G: Smart, Brown, Rozier (RFA), Wanamaker/Minimum FA
F: Tatum, Morris (FA), Hayward, Ojeleye
C: Horford (PO), Baynes (PO), Theis (RFA), Williams

Other assets: Three first-round picks

What about a big trade?

The Anthony Davis option will still be on the table, but the odds of him staying in Boston beyond one year without Irving seems like a tough sell and would surely impact the type of package that Danny Ainge is willing to offer for the All-Star.

Otherwise? Finding an appealing star is troublesome, particularly when it comes to matching the money. Kevin Love ($28.9 million) will be available in Cleveland but he’ll cost Hayward or an assortment of Smart/Brown and filler to make the money work. The same goes for Bradley Beal ($27.1 million in Washington, even though the price will be higher for him given his age (27). Still, would adding either of those guys to a team without Irving turn this group into a contender when you are giving up key young pieces as part of the deal? Beal and Love don’t look capable of being a No. 2 option on a contender, much less a No. 1 option. At age 31, Mike Conley ($31 million) will remain available as well in Memphis, but would require giving up Hayward (and picks) or several key young pieces to make the money work.

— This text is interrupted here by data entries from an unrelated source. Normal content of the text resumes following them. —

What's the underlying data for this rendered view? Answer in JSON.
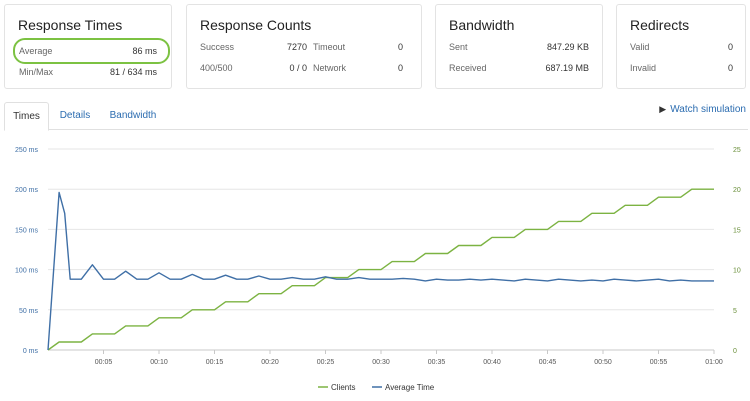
{
  "cards": {
    "response_times": {
      "title": "Response Times",
      "average_label": "Average",
      "average_value": "86 ms",
      "minmax_label": "Min/Max",
      "minmax_value": "81 / 634 ms"
    },
    "response_counts": {
      "title": "Response Counts",
      "success_label": "Success",
      "success_value": "7270",
      "timeout_label": "Timeout",
      "timeout_value": "0",
      "err_label": "400/500",
      "err_value": "0 / 0",
      "network_label": "Network",
      "network_value": "0"
    },
    "bandwidth": {
      "title": "Bandwidth",
      "sent_label": "Sent",
      "sent_value": "847.29 KB",
      "received_label": "Received",
      "received_value": "687.19 MB"
    },
    "redirects": {
      "title": "Redirects",
      "valid_label": "Valid",
      "valid_value": "0",
      "invalid_label": "Invalid",
      "invalid_value": "0"
    }
  },
  "tabs": [
    {
      "label": "Times"
    },
    {
      "label": "Details"
    },
    {
      "label": "Bandwidth"
    }
  ],
  "watch_label": "Watch simulation",
  "colors": {
    "clients": "#7cb342",
    "average_time": "#3f6fa6",
    "highlight": "#7cc242",
    "link": "#2b6cb0"
  },
  "chart_data": {
    "type": "line",
    "x_tick_labels": [
      "00:05",
      "00:10",
      "00:15",
      "00:20",
      "00:25",
      "00:30",
      "00:35",
      "00:40",
      "00:45",
      "00:50",
      "00:55",
      "01:00"
    ],
    "y_left_ticks": [
      "0 ms",
      "50 ms",
      "100 ms",
      "150 ms",
      "200 ms",
      "250 ms"
    ],
    "y_right_ticks": [
      "0",
      "5",
      "10",
      "15",
      "20",
      "25"
    ],
    "xlim": [
      0,
      60
    ],
    "ylim_left": [
      0,
      250
    ],
    "ylim_right": [
      0,
      25
    ],
    "grid": true,
    "legend_position": "bottom",
    "series": [
      {
        "name": "Clients",
        "axis": "right",
        "x": [
          0,
          1,
          3,
          4,
          6,
          7,
          9,
          10,
          12,
          13,
          15,
          16,
          18,
          19,
          21,
          22,
          24,
          25,
          27,
          28,
          30,
          31,
          33,
          34,
          36,
          37,
          39,
          40,
          42,
          43,
          45,
          46,
          48,
          49,
          51,
          52,
          54,
          55,
          57,
          58,
          60
        ],
        "values": [
          0,
          1,
          1,
          2,
          2,
          3,
          3,
          4,
          4,
          5,
          5,
          6,
          6,
          7,
          7,
          8,
          8,
          9,
          9,
          10,
          10,
          11,
          11,
          12,
          12,
          13,
          13,
          14,
          14,
          15,
          15,
          16,
          16,
          17,
          17,
          18,
          18,
          19,
          19,
          20,
          20
        ]
      },
      {
        "name": "Average Time",
        "axis": "left",
        "x": [
          0,
          1,
          1.5,
          2,
          3,
          4,
          5,
          6,
          7,
          8,
          9,
          10,
          11,
          12,
          13,
          14,
          15,
          16,
          17,
          18,
          19,
          20,
          21,
          22,
          23,
          24,
          25,
          26,
          27,
          28,
          29,
          30,
          31,
          32,
          33,
          34,
          35,
          36,
          37,
          38,
          39,
          40,
          41,
          42,
          43,
          44,
          45,
          46,
          47,
          48,
          49,
          50,
          51,
          52,
          53,
          54,
          55,
          56,
          57,
          58,
          59,
          60
        ],
        "values": [
          0,
          196,
          170,
          88,
          88,
          106,
          88,
          88,
          98,
          88,
          88,
          96,
          88,
          88,
          94,
          88,
          88,
          93,
          88,
          88,
          92,
          88,
          88,
          90,
          88,
          88,
          91,
          88,
          88,
          90,
          88,
          88,
          88,
          89,
          88,
          86,
          88,
          87,
          87,
          88,
          87,
          88,
          87,
          86,
          88,
          87,
          86,
          88,
          87,
          86,
          87,
          86,
          88,
          87,
          86,
          87,
          88,
          86,
          87,
          86,
          86,
          86
        ]
      }
    ]
  }
}
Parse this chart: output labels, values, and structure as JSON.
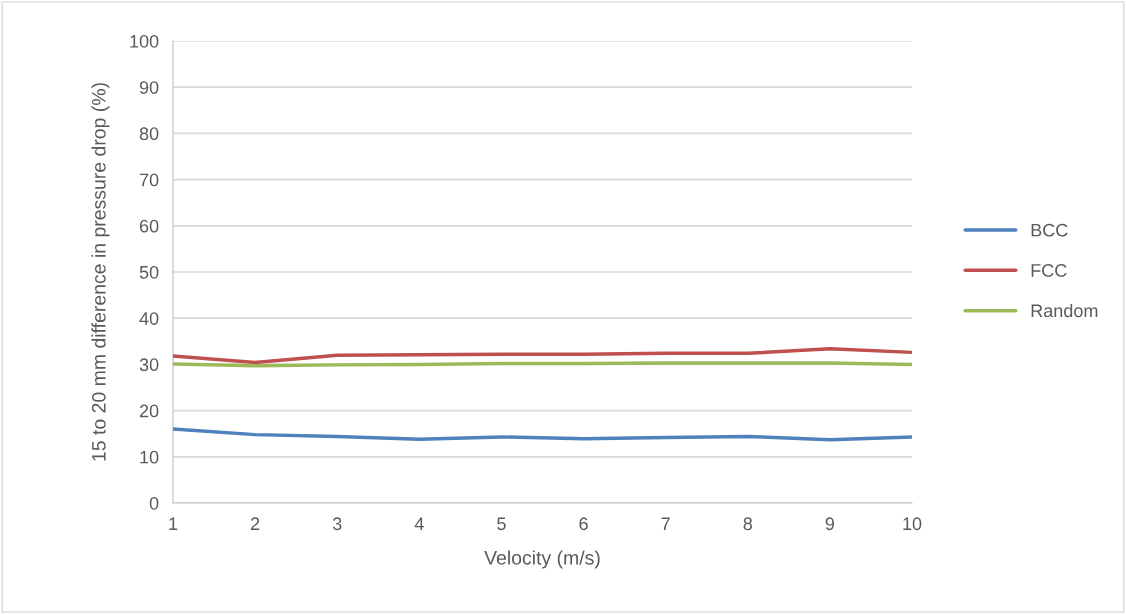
{
  "chart_data": {
    "type": "line",
    "xlabel": "Velocity (m/s)",
    "ylabel": "15 to 20 mm difference in pressure drop (%)",
    "x": [
      1,
      2,
      3,
      4,
      5,
      6,
      7,
      8,
      9,
      10
    ],
    "series": [
      {
        "name": "BCC",
        "color": "#4f81bd",
        "values": [
          16,
          14.8,
          14.4,
          13.8,
          14.3,
          13.9,
          14.2,
          14.4,
          13.7,
          14.3
        ]
      },
      {
        "name": "FCC",
        "color": "#c0504d",
        "values": [
          31.8,
          30.4,
          32.0,
          32.1,
          32.2,
          32.2,
          32.4,
          32.4,
          33.4,
          32.6
        ]
      },
      {
        "name": "Random",
        "color": "#9bbb59",
        "values": [
          30.1,
          29.7,
          29.9,
          30.0,
          30.2,
          30.2,
          30.3,
          30.3,
          30.3,
          30.0
        ]
      }
    ],
    "xlim": [
      1,
      10
    ],
    "xticks": [
      1,
      2,
      3,
      4,
      5,
      6,
      7,
      8,
      9,
      10
    ],
    "ylim": [
      0,
      100
    ],
    "yticks": [
      0,
      10,
      20,
      30,
      40,
      50,
      60,
      70,
      80,
      90,
      100
    ],
    "grid": "y",
    "legend": "right",
    "marker": "none",
    "line_style": "solid"
  }
}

Bigger names on rebuilding squads like Karl-Anthony Towns will surely be off limits and outside of a couple flawed bigger names (Andre Drummond, Aaron Gordon), there isn’t much on rebuilding squads to be chased. Surely no one that puts this group on the same level that can be when Irving is at his best.

Final thoughts

You would never know it based on the way Celtics fans talk about him right now, but Irving is in the midst of a career year at the moment, with season-highs in FG percentage, 3-point percentage, RPG, APG, and SPG. The off-court drama has overshadowed that, as has the fact that the Celtics have struggled with Irving on the floor in the past month (-1.1 net rating since February 1st)

While there’s no questioning that Irving’s defense has dipped significantly in the past month (the defensive numbers back it up), don’t be fooled by the team’s 9-2 record with him sidelined. A closer breakdown of those games shows that mark is less damning of Irving than it looks.

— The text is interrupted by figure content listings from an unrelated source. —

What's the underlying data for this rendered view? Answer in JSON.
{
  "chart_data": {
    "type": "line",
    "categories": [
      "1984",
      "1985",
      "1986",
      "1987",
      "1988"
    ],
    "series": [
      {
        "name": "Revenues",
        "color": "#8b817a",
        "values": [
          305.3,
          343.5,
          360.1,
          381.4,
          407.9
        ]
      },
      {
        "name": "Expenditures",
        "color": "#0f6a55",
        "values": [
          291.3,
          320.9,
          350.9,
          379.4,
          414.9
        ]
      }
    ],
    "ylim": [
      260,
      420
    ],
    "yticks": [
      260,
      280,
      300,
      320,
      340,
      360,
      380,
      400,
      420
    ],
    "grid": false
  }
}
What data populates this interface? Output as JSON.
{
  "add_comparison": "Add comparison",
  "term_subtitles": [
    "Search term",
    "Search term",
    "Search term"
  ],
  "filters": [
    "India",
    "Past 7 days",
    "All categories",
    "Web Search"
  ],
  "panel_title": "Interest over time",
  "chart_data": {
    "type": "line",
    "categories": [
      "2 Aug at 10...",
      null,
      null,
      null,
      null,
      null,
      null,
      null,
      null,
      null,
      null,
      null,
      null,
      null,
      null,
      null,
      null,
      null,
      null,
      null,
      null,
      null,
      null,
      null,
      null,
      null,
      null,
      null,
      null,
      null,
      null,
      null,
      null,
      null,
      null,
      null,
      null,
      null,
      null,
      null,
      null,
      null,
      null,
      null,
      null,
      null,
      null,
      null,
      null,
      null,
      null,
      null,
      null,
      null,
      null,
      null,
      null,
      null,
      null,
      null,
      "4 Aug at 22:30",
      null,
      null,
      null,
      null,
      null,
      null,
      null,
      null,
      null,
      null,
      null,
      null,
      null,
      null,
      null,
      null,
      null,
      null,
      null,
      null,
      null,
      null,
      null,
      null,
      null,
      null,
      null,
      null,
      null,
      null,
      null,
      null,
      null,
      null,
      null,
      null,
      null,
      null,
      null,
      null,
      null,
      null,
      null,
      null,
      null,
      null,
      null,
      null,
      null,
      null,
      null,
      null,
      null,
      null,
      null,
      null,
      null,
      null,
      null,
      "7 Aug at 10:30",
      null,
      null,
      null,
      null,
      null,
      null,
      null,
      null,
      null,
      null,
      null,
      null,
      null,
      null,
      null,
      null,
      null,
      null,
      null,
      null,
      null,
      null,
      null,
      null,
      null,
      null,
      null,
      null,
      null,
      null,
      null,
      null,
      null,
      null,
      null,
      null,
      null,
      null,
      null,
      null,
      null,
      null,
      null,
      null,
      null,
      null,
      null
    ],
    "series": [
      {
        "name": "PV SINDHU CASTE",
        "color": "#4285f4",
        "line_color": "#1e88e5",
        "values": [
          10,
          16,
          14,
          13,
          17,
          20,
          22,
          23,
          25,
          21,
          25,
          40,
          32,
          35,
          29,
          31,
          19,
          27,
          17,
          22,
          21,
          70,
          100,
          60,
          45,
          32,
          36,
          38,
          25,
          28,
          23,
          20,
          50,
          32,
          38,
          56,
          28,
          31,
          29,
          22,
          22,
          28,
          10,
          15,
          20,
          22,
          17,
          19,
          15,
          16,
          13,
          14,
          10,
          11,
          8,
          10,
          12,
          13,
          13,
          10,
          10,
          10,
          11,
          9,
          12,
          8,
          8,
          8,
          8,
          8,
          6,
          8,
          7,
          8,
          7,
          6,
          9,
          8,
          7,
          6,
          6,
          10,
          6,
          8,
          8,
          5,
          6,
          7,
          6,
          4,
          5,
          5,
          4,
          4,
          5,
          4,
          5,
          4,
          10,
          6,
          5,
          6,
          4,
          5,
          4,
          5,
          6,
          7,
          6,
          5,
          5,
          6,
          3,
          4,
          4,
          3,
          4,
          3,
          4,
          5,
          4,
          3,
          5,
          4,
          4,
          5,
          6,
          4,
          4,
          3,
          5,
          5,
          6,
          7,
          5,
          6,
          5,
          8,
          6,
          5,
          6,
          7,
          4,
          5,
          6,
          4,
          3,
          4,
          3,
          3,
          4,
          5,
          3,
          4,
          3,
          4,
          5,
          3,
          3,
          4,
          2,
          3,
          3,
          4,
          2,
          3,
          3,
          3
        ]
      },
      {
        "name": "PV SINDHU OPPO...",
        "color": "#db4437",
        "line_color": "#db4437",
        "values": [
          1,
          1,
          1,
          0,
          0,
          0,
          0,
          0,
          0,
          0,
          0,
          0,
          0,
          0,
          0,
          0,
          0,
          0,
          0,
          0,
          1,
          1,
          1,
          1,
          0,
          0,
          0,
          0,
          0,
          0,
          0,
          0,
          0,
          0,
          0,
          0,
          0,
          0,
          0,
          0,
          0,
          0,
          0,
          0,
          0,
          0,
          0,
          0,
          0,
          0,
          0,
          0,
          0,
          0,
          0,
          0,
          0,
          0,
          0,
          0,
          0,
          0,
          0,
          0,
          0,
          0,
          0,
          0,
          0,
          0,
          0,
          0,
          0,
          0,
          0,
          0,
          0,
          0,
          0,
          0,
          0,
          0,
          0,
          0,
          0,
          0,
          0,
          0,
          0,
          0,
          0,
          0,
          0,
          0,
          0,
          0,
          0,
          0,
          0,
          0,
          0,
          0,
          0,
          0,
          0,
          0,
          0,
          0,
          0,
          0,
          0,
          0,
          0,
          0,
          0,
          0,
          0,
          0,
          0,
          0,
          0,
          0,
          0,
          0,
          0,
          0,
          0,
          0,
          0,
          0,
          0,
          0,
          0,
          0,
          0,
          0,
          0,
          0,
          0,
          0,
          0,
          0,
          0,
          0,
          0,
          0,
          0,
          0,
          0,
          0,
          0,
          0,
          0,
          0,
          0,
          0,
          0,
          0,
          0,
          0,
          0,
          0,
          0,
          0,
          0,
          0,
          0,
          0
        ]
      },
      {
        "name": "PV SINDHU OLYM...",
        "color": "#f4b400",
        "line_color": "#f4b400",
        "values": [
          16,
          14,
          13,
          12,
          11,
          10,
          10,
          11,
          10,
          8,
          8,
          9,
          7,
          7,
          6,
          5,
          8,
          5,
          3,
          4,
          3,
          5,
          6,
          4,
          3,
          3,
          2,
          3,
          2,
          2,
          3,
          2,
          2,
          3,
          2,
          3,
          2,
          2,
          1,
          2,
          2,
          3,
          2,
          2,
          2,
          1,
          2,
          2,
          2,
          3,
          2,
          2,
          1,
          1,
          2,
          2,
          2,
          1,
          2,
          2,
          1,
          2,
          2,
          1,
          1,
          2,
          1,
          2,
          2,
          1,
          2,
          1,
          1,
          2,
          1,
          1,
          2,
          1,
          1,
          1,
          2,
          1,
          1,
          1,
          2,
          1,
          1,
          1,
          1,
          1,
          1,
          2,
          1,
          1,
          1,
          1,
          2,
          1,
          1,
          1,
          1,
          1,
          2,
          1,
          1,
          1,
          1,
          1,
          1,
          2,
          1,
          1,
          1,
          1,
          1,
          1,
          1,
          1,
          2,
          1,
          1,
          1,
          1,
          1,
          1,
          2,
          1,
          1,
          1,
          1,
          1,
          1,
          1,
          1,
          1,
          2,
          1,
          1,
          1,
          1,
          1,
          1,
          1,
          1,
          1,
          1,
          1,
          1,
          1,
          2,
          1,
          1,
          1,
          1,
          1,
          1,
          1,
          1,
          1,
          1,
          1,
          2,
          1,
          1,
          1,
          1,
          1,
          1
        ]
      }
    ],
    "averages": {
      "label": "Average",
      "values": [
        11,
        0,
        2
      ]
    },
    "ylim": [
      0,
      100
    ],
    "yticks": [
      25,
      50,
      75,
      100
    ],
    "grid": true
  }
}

Celtics without Irving against teams over .500: 3-2

Wins: @ Philadelphia, vs. Detroit, vs. Brooklyn
Losses: @ Brooklyn, @ Utah

Celtics without Irving against teams under .500: 6-0

Wins: vs. Cleveland, @ Cleveland, vs. Minnesota, vs. Dallas, vs. New Orleans, vs. Charlotte

Celtics on the road without Kyrie Irving: 2-2

The Celtics can beat bad home teams without Irving, as they should with the talent on this roster. However, the team’s 1-7 road mark last postseason should be the bigger number that is focused on here. Life without Irving could very well happen this summer but based on the available alternatives, it’s not a scenario fans should be rooting for.